Zâmbia. Um país com muita natureza, entre Angola e Moçambique (dois países de língua portuguesa), na parte central da África, onde se fala um pouco de inglês, mas majoritariamente se fala o tonga. É nesse território pouco conhecido para os espectadores ocidentais que o filme ‘Eu Não Sou Uma Bruxa’ se passa, e sua história ajuda a construir um imaginário ainda mais místico e estranho.
Como em quase todos os países africanos, no vilarejo em que se passa o filme as pessoas lucram com os atrativos naturais e culturais que os turistas estrangeiros buscam ao viajar para um local tão “exótico”. E, pela ótica ficcionista do longa, esses turistas não se desapontam ao serem levados a um vilarejo onde dezenas de mulheres velhas ficam sentadas com uma fita amarrada às costas. Elas são chamadas de bruxas, e, segundo explicação do guia de turismo, elas ficam amarradas a enormes carretéis para que não saiam voando (!) por aí, nem para que se afastem para muito longe da área delimitada onde elas devem ficar, pois podem causar mal aos moradores da cidade.
Dito isto, conhecemos Shula (Maggie Mulubwa, assustadora e impassível mesmo com pouquíssimas falas), uma menina de apenas 8 anos cujo único crime é estar sozinha e aparecer de repente no caminho das pessoas. Porque ela não fala nada e apenas encara todo mundo, as pessoas se assustam com sua presença, e logo ela é conduzida à delegacia sob a acusação de bruxaria.

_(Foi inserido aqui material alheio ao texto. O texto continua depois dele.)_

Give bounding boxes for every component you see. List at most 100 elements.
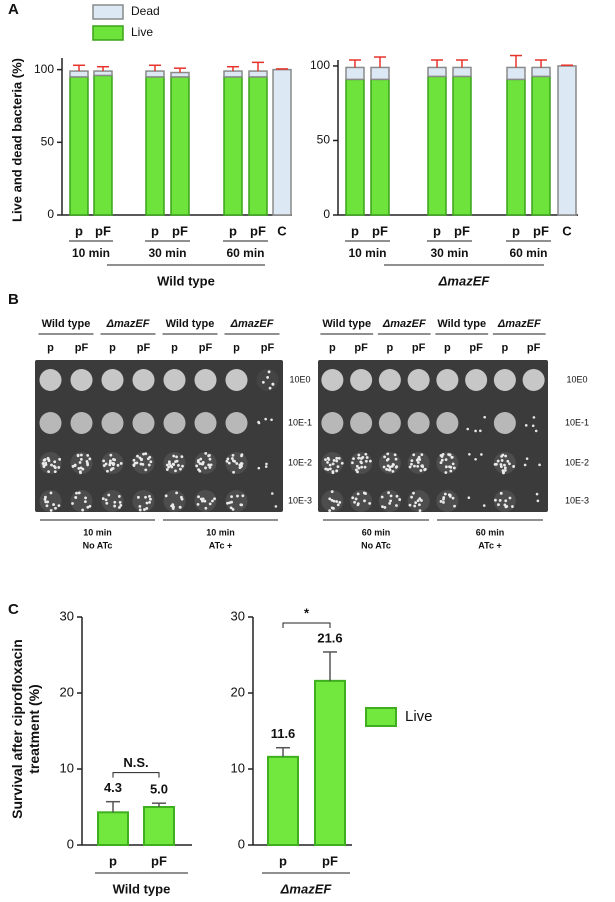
colony (353, 500, 357, 504)
colony (531, 424, 535, 428)
colony (240, 503, 244, 507)
panel-label: A (8, 1, 19, 18)
colony (257, 466, 261, 470)
spot (350, 412, 373, 434)
colony (86, 505, 90, 509)
colony (420, 453, 424, 457)
spot (101, 369, 124, 391)
colony (54, 506, 57, 510)
bar-segment (170, 71, 190, 78)
lane-label: pF (354, 342, 368, 354)
colony (264, 465, 268, 468)
bar-segment (452, 66, 472, 78)
colony (231, 459, 235, 463)
colony (44, 495, 47, 499)
spot (321, 412, 344, 434)
colony (444, 471, 448, 474)
lane-label: p (329, 342, 336, 354)
x-tick-label: pF (172, 223, 188, 238)
colony (423, 468, 427, 472)
colony (172, 454, 176, 458)
colony (77, 466, 81, 470)
dilution-label: 10E-3 (565, 495, 589, 505)
colony (165, 468, 169, 471)
legend-swatch (365, 707, 397, 727)
colony (179, 467, 182, 471)
colony (412, 453, 416, 457)
condition-time: 60 min (476, 527, 505, 537)
error-bar (374, 56, 386, 68)
y-axis-label: Survival after ciprofloxacin treatment (… (9, 639, 42, 819)
colony (493, 498, 497, 502)
colony (499, 465, 503, 469)
colony (386, 452, 390, 456)
x-axis-label: ΔmazEF (280, 881, 333, 896)
x-axis-label: ΔmazEF (438, 273, 491, 288)
colony (45, 504, 49, 508)
colony (175, 455, 178, 459)
colony (81, 467, 85, 471)
colony (330, 490, 334, 494)
colony (363, 499, 366, 503)
spot (101, 490, 124, 512)
colony (270, 418, 273, 422)
colony (111, 461, 115, 465)
x-tick-label: p (151, 223, 159, 238)
colony (231, 453, 235, 457)
annotation: * (304, 605, 310, 620)
lane-label: p (233, 342, 240, 354)
colony (132, 458, 136, 462)
colony (408, 503, 412, 507)
colony (47, 470, 51, 474)
colony (53, 470, 57, 474)
colony (501, 453, 505, 457)
colony (208, 502, 212, 506)
spot (225, 369, 248, 391)
colony (453, 504, 456, 508)
bar-segment (506, 78, 526, 216)
colony (354, 468, 358, 472)
colony (340, 461, 344, 465)
legend-label: Live (131, 25, 153, 39)
spot (522, 369, 545, 391)
colony (337, 456, 341, 460)
spot (39, 490, 62, 512)
colony (43, 497, 47, 501)
y-tick-label: 30 (60, 608, 74, 623)
colony (195, 464, 199, 468)
colony (474, 429, 477, 433)
colony (364, 459, 368, 463)
spot (256, 369, 279, 391)
colony (238, 466, 242, 469)
colony (232, 470, 235, 474)
colony (363, 465, 367, 469)
bar-segment (248, 76, 268, 216)
spot (407, 369, 430, 391)
bar-segment (345, 78, 365, 216)
colony (88, 457, 92, 461)
colony (497, 503, 500, 507)
lane-label: pF (469, 342, 483, 354)
colony (482, 504, 486, 507)
colony (175, 491, 179, 495)
error-bar (323, 651, 337, 681)
colony (442, 501, 445, 504)
y-tick-label: 0 (238, 836, 245, 851)
colony (145, 507, 149, 510)
colony (141, 462, 145, 466)
bar-segment (557, 65, 577, 216)
colony (140, 457, 144, 461)
spot (70, 369, 93, 391)
dilution-label: 10E0 (566, 374, 587, 384)
significance-bracket (282, 622, 331, 628)
bar-segment (345, 66, 365, 81)
bar-segment (531, 66, 551, 78)
colony (76, 453, 80, 457)
bar-segment (223, 76, 243, 216)
colony (209, 463, 213, 467)
colony (180, 455, 184, 459)
colony (523, 463, 527, 467)
colony (420, 464, 424, 468)
colony (118, 506, 121, 509)
y-tick-label: 20 (60, 684, 74, 699)
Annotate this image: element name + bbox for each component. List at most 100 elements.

Lá, a policial Joséphine, do 11-78, indecisa sobre o que fazer diante da situação, liga para o Oficial Banda (Henry B. J. Phiri, detestável em seu papel manipulador), que decide acreditar na versão de que a menina é de fato uma bruxa e a leva para o tal vilarejo das velhas. É bastante perturbador ver aquelas mulheres – e especialmente a menina – com um pedaço de madeira atado às costas, com uma fita que funciona como uma espécie de coleira, controlando os passos delas que, em contrapartida, são levadas para trabalhar no campo, colhendo e plantando, pelo e para o próprio Estado.
No meio disso tudo, Banda, que é Ministro do Turismo, decide que a menina é lucrativa e começa a levá-la a todos os cantos, cobrando pelos serviços que ela exerce (segundo a tradição local, para decidir uma acusação – por exemplo, de quem roubou um dinheiro – chama-se uma bruxa e ela, só de olhar, sabe dizer quem é o verdadeiro acusado). E aí vemos o outro lado do imaginário da África, que é também o de exploração dos mais fracos e do aproveitamento da crença popular para se auto beneficiar – além de questões políticas muito comuns aos brasileiros, como a corrupção, o suborno e o caixa dois.
A direção de Rungano Nyoni conduz a câmera por fotografias e ângulos belíssimos mesmo dentro de uma trama triste e incômoda, aliviando os momentos de maior tensão focando no rosto de quem observa, não na ação principal, relegando ao espectador a tarefa de imaginar o que está acontecendo.
‘Eu Não Sou Uma Bruxa’ foi o longa que representou o Reino Unido na concorrência por uma vaga ao Oscar 2019, porém, apesar de ilustrar com muita sensibilidade uma história tristíssima que se aproxima da realidade local, falta ao roteiro uma questão universal, algo que interligue o ponto levantado pelo argumento do filme à uma história cuja trama é melhor desenvolvida, menos subjetiva. A poesia, o simbolismo e o lúdico do filme são os pilares de sua construção, porém, às vezes o excesso de subjetividade leva ao distanciamento e à incompreensão.